陌生的海滩,暗紫色的天穹,死寂的墨色海面,以及悬浮于海上、如同达摩克利斯之剑般的“里门”与源质。(⊙?⊙)
冰凉的海水舔舐着脚踝,带着一股深入骨髓的寒意。我躺在粗糙的沙砾上,连抬起一根手指都觉得费力,每一次呼吸都牵扯着五脏六腑撕裂般的疼痛。那些被石板强行铭刻下的“终末抗性”符文,如同烧灼后的疤痕,在灵魂深处散发着冰冷的钝痛,却也顽强地抵御着残留的终结侵蚀,维系着我这具千疮百孔的身体不至于彻底崩溃。
“咳……咳咳……”身旁传来虚弱的咳嗽声。
是张天师。他挣扎着撑起上半身,道袍破碎,脸色苍白如纸,嘴角还残留着血痂。他艰难地环顾四周,目光扫过昏迷的艾尔娜、破碎的沙漏残骸、我手中布满裂痕的石板,最终定格在远处海面上那团旋转的灰雾和其中隐约的暗金色轮廓上。

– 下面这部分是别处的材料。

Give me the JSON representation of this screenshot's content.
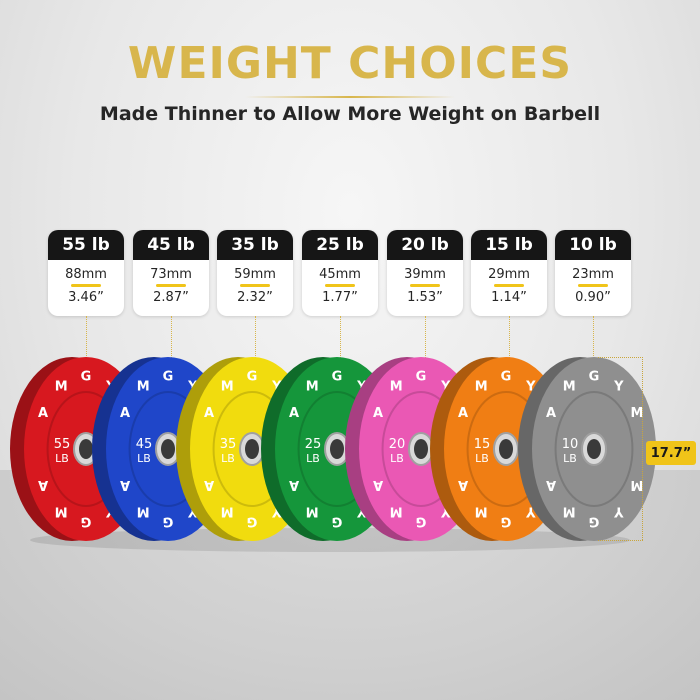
{
  "header": {
    "title": "WEIGHT CHOICES",
    "subtitle": "Made Thinner to Allow More Weight on Barbell"
  },
  "plates": [
    {
      "weight": "55 lb",
      "mm": "88mm",
      "inches": "3.46”",
      "number": "55",
      "unit": "LB",
      "color": "#d7181f"
    },
    {
      "weight": "45 lb",
      "mm": "73mm",
      "inches": "2.87”",
      "number": "45",
      "unit": "LB",
      "color": "#1f46c9"
    },
    {
      "weight": "35 lb",
      "mm": "59mm",
      "inches": "2.32”",
      "number": "35",
      "unit": "LB",
      "color": "#f1dc0e"
    },
    {
      "weight": "25 lb",
      "mm": "45mm",
      "inches": "1.77”",
      "number": "25",
      "unit": "LB",
      "color": "#15963b"
    },
    {
      "weight": "20 lb",
      "mm": "39mm",
      "inches": "1.53”",
      "number": "20",
      "unit": "LB",
      "color": "#ea58b4"
    },
    {
      "weight": "15 lb",
      "mm": "29mm",
      "inches": "1.14”",
      "number": "15",
      "unit": "LB",
      "color": "#f07e14"
    },
    {
      "weight": "10 lb",
      "mm": "23mm",
      "inches": "0.90”",
      "number": "10",
      "unit": "LB",
      "color": "#8f8f8f"
    }
  ],
  "brand": {
    "ring_text": "AMGYM"
  },
  "diameter": {
    "label": "17.7”"
  },
  "colors": {
    "accent_gold": "#d8b64c",
    "badge_yellow": "#f0c419",
    "card_header": "#161616"
  }
}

“我们……还活着?”他的声音沙哑得几乎听不清,“那东西……也被带出来了?”
我微微点头,喉咙干涩,发不出声音。
艾尔娜也在这时呻吟一声,缓缓苏醒。她的情况同样糟糕,北欧符文战甲破损严重,裸露的皮肤上布满了被时空乱流和终结气息擦伤的痕迹,冰蓝色的眸子里满是疲惫与警惕。她第一时间握紧了身边的断矛(只剩下半截),看到我们和远处的“门”后,明显松了口气,但随即又紧绷起来。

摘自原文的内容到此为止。